I was reading about Colorado's Amendment 2 on the
ACLU site...
One state even tried to fence lesbians and gay men out of the process used to pass laws. In 1992 Colorado enacted Amendment 2, which repealed existing state laws and barred future laws protecting lesbians, gay men and bisexuals from discrimination. The U. S. Supreme Court struck it down in the landmark 1996 Romer v. Evans decision.
...and what leapt off the page at me was this:
We must conclude that Amendment 2 classifies homosexuals not to further a proper legislative end but to make them unequal to everyone else. This Colorado cannot do. A State cannot so deem a class of persons a stranger to its laws.
-- Justice Anthony Kennedy
Majority Opinion in Romer v. Evans I
I'm no lawyer, but it looks to me like a precedent has been set, and I imagine that
Romer v. Evans I would be to a constitutional marriage ban what
Lawrence v. Texas was to sodomy laws.
Am I dreaming here?
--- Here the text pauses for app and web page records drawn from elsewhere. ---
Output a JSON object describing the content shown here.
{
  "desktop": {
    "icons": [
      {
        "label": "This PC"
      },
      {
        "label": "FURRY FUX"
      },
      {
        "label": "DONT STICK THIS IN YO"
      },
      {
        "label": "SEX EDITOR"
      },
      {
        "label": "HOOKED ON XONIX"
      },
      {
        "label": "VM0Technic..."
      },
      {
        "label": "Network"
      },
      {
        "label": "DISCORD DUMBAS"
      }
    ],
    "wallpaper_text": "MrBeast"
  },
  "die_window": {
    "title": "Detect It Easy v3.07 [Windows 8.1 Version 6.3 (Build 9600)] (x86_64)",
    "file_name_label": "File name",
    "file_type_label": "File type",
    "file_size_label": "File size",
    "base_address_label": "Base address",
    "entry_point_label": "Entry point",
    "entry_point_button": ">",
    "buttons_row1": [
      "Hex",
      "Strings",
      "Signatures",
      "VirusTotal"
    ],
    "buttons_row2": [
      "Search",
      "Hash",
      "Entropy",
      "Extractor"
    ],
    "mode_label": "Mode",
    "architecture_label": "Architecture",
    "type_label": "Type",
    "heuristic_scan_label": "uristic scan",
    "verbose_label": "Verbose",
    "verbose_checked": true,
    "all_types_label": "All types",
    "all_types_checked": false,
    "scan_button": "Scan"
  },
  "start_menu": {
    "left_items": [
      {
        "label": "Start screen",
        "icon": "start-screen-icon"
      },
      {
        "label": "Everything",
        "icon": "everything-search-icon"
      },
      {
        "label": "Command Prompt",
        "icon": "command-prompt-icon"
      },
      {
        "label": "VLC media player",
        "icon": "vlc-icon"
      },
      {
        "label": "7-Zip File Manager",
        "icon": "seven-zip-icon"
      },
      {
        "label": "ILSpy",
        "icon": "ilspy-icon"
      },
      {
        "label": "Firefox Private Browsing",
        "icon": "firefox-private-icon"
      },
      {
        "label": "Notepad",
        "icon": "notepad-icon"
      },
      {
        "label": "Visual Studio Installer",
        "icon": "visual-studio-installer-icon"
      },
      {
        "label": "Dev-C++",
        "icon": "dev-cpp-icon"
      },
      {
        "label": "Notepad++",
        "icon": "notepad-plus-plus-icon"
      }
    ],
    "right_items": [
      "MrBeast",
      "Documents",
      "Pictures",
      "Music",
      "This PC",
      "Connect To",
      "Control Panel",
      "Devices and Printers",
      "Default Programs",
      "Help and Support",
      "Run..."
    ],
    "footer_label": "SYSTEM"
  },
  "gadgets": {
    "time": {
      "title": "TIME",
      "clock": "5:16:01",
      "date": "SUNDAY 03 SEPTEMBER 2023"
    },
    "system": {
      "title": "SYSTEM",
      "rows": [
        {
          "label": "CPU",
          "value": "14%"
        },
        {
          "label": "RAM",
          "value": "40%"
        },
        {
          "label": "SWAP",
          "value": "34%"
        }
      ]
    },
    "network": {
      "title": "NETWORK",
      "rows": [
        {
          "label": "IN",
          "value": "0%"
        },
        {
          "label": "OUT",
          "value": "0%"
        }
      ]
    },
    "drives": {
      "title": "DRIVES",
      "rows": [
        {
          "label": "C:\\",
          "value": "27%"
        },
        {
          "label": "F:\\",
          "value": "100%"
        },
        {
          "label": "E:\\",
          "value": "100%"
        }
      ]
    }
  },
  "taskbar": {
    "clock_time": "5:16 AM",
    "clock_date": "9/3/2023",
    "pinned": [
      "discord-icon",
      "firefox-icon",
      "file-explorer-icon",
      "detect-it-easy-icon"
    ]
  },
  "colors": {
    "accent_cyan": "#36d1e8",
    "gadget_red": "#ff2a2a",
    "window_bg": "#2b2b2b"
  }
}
If it seems so obvious to me that a ban could easily be defeated as one which "deem(s) a class of persons a stranger to its laws," would there be anything to prevent using the SCOTUS repeal of Amendment 2 to invalidate a similar-in-spirit constitutional amendment?
You know that
if a same-sex marriage ban were to actually get ratified (I can guess the number of states that would either reject it outright, or whose courts would strike down any ratification), it's going to be challenged, and it
will eventually end up in front of SCOTUS (which, especially after
Lawrence v. Texas, would be hard-pressed to refuse to hear the case).
Knowing this, can anyone tell me why the Right is so desperately anxious to push this ban through? They stand less of a chance of winning than we do of losing.
Disregard the current political climate; it seems to have little bearing on recent SCOTUS decisions such as
Lawrence v. Texas. (And if the political climate
does have any impact, well, the times they are a-changin'.)
And the Right has
got to know that if they lose, they will have essentially opened the door wide to same-sex marriage.
So what trick do they have up their collective sleeve? Why -- and how -- do they think they will actually win?